Le jugeant trop modéré et mauvais collaborateur, les Allemands imposent en 1942 à sa place Louis Darquier de Pellepoix. Il continuera toutefois à soutenir Pétain et Vichy et sera condamné en 1947 à dix ans de prison. Il n’en fera que deux et sera amnistié en 1954. Il collaborera à Aspects de la France, un journal d’extrême droite.

Ce que l’on connaît moins, c’est l’évolution de ses positions sur le conflit israélo-arabe, qu’il exprimera clairement durant la guerre de juin 1967 (mais aussi à d’autres occasions). Dans De quoi la Palestine est-elle le nom ?, je reviens à plusieurs reprises sur la manière dont des antisémites notoires (par exemple les dirigeants de l’apartheid en Afrique du Sud) ont salué Israël et ses combats. Dans le chapitre 3, « Où l’on s’étonne de la transformation du “judaïsme des ghettos” en “judaïsme musclé” », je cite le chercheur Yvan Gastaud :

« Pour une partie de l’opinion française, la guerre des Six Jours redonne sens à des engagements diplomatiques ou militaires perdus, comme l’expédition de Suez de 1956, et surtout au combat en faveur de l’Algérie française. Poursuivre la guerre contre les Arabes par Israël interposé : tel est l’enjeu de ceux qui n’ont pas digéré les accords d’Evian et l’indépendance cinq années auparavant. […] Un racisme de type colonial incite les partisans de l’Algérie française à soutenir l’Etat hébreu. [La] sympathie pour Israël est teintée d’hostilité envers les Arabes, forme détournée de vengeance de la décolonisation […]. Anciens combattants, associations de rapatriés, anciens ministres du « dernier quart d’heure », extrême droite proche de son chef de file Jean-Louis Tixier-Vignancour ont choisi leur camp. L’hebdomadaire [d’extrême droite] Minute ne laisse planer aucun doute sur ses sentiments le 22 juin [1967] : « De toutes manières, avec les Arabes, une seule politique est possible, c’est celle de la trique et du coup de pied au cul. Car ils ne comprennent et ne respectent que la force. » […] Au cours des défilés, les voitures activent leurs klaxons sur le même mode que les cinq temps de l’ancien slogan ; « Al–gé–rie fran-çaise », rebaptisé pour la circonstance « Is–ra–ël vain–cra ».La position de Xavier Vallat, ancien commissaire général aux Questions juives sous Vichy, expliquant dans Aspects de la France “Mes raisons d’être sioniste”, en dit long sur les évolutions proches du ridicule d’une partie de l’extrême droite française. »

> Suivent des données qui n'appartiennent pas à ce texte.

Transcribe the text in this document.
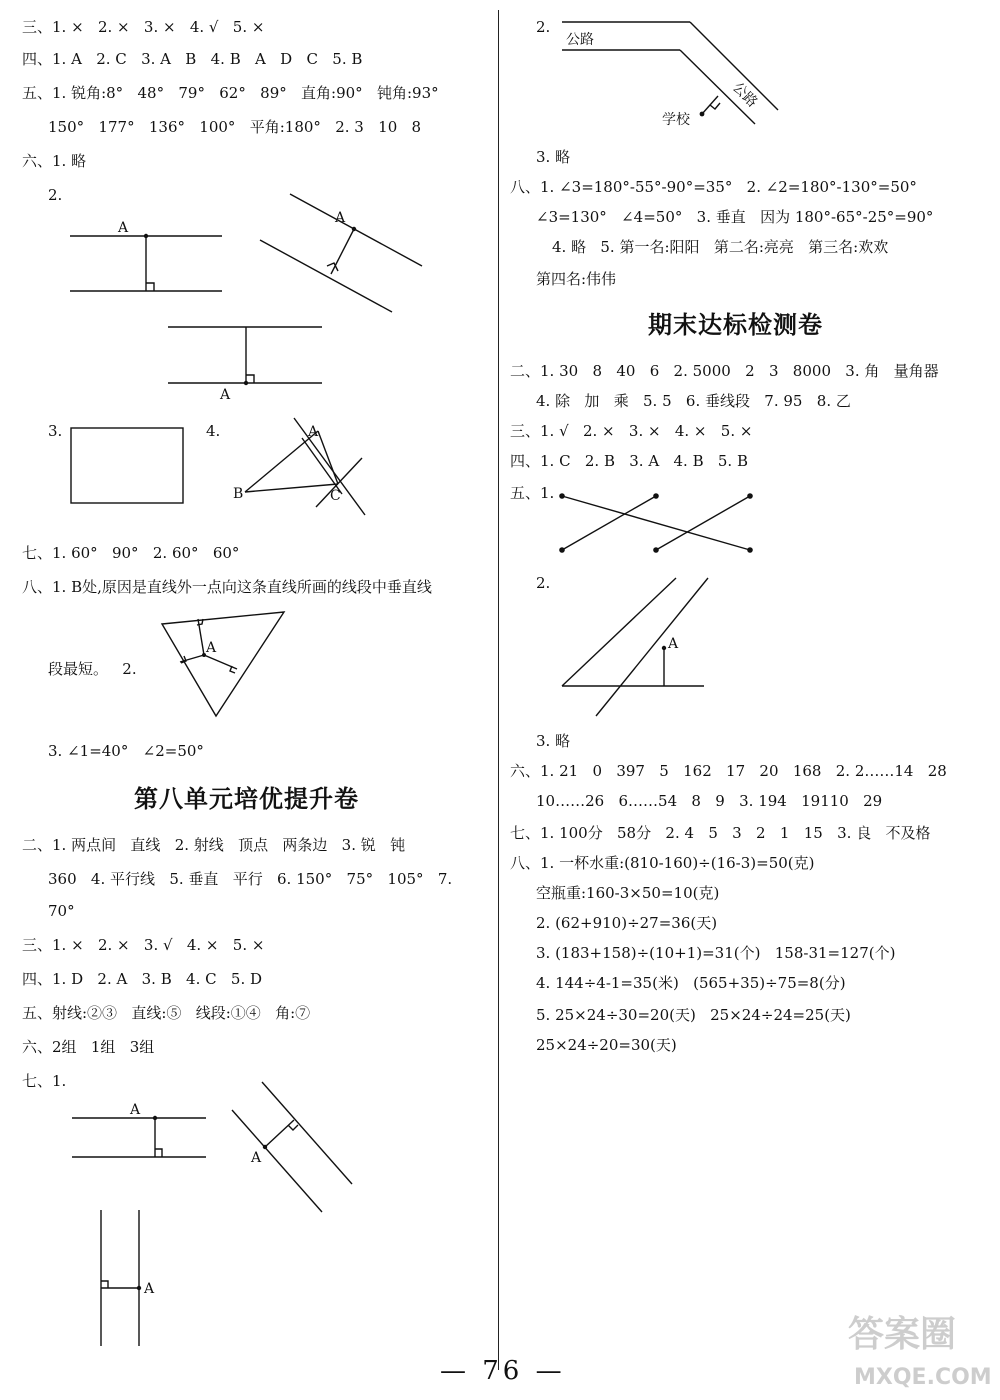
三、1. ×   2. ×   3. ×   4. √   5. ×
四、1. A   2. C   3. A   B   4. B   A   D   C   5. B
五、1. 锐角:8°   48°   79°   62°   89°   直角:90°   钝角:93°
150°   177°   136°   100°   平角:180°   2. 3   10   8
六、1. 略
2.
A
A
A
3.	4.	A
B	C
七、1. 60°   90°   2. 60°   60°
八、1. B处,原因是直线外一点向这条直线所画的线段中垂直线
A
段最短。   2.
3. ∠1=40°   ∠2=50°
第八单元培优提升卷
二、1. 两点间   直线   2. 射线   顶点   两条边   3. 锐   钝
360   4. 平行线   5. 垂直   平行   6. 150°   75°   105°   7.
70°
三、1. ×   2. ×   3. √   4. ×   5. ×
四、1. D   2. A   3. B   4. C   5. D
五、射线:②③   直线:⑤   线段:①④   角:⑦
六、2组   1组   3组
七、1.
A
A
A
2.
公路
公路
学校
3. 略
八、1. ∠3=180°-55°-90°=35°   2. ∠2=180°-130°=50°
∠3=130°   ∠4=50°   3. 垂直   因为 180°-65°-25°=90°
4. 略   5. 第一名:阳阳   第二名:亮亮   第三名:欢欢
第四名:伟伟
期末达标检测卷
二、1. 30   8   40   6   2. 5000   2   3   8000   3. 角   量角器
4. 除   加   乘   5. 5   6. 垂线段   7. 95   8. 乙
三、1. √   2. ×   3. ×   4. ×   5. ×
四、1. C   2. B   3. A   4. B   5. B
五、1.
2.
A
3. 略
六、1. 21   0   397   5   162   17   20   168   2. 2……14   28
10……26   6……54   8   9   3. 194   19110   29
七、1. 100分   58分   2. 4   5   3   2   1   15   3. 良   不及格
八、1. 一杯水重:(810-160)÷(16-3)=50(克)
空瓶重:160-3×50=10(克)
2. (62+910)÷27=36(天)
3. (183+158)÷(10+1)=31(个)   158-31=127(个)
4. 144÷4-1=35(米)   (565+35)÷75=8(分)
5. 25×24÷30=20(天)   25×24÷24=25(天)
25×24÷20=30(天)
— 76 —
答案圈
MXQE.COM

Pour la plupart de ces commentateurs, les Israéliens n’étaient pas des juifs, mais des « colons », des représentants des Blancs et de l’Occident : une leçon que l’on ne devrait pas oublier. Ce qui n’empêche pas, bien évidemment, d’être aussi attentifs à des mouvements d’extrême droite et négationnistes qui cachent leur véritable idéologie derrière la solidarité avec les Arabes ou avec les Palestiniens.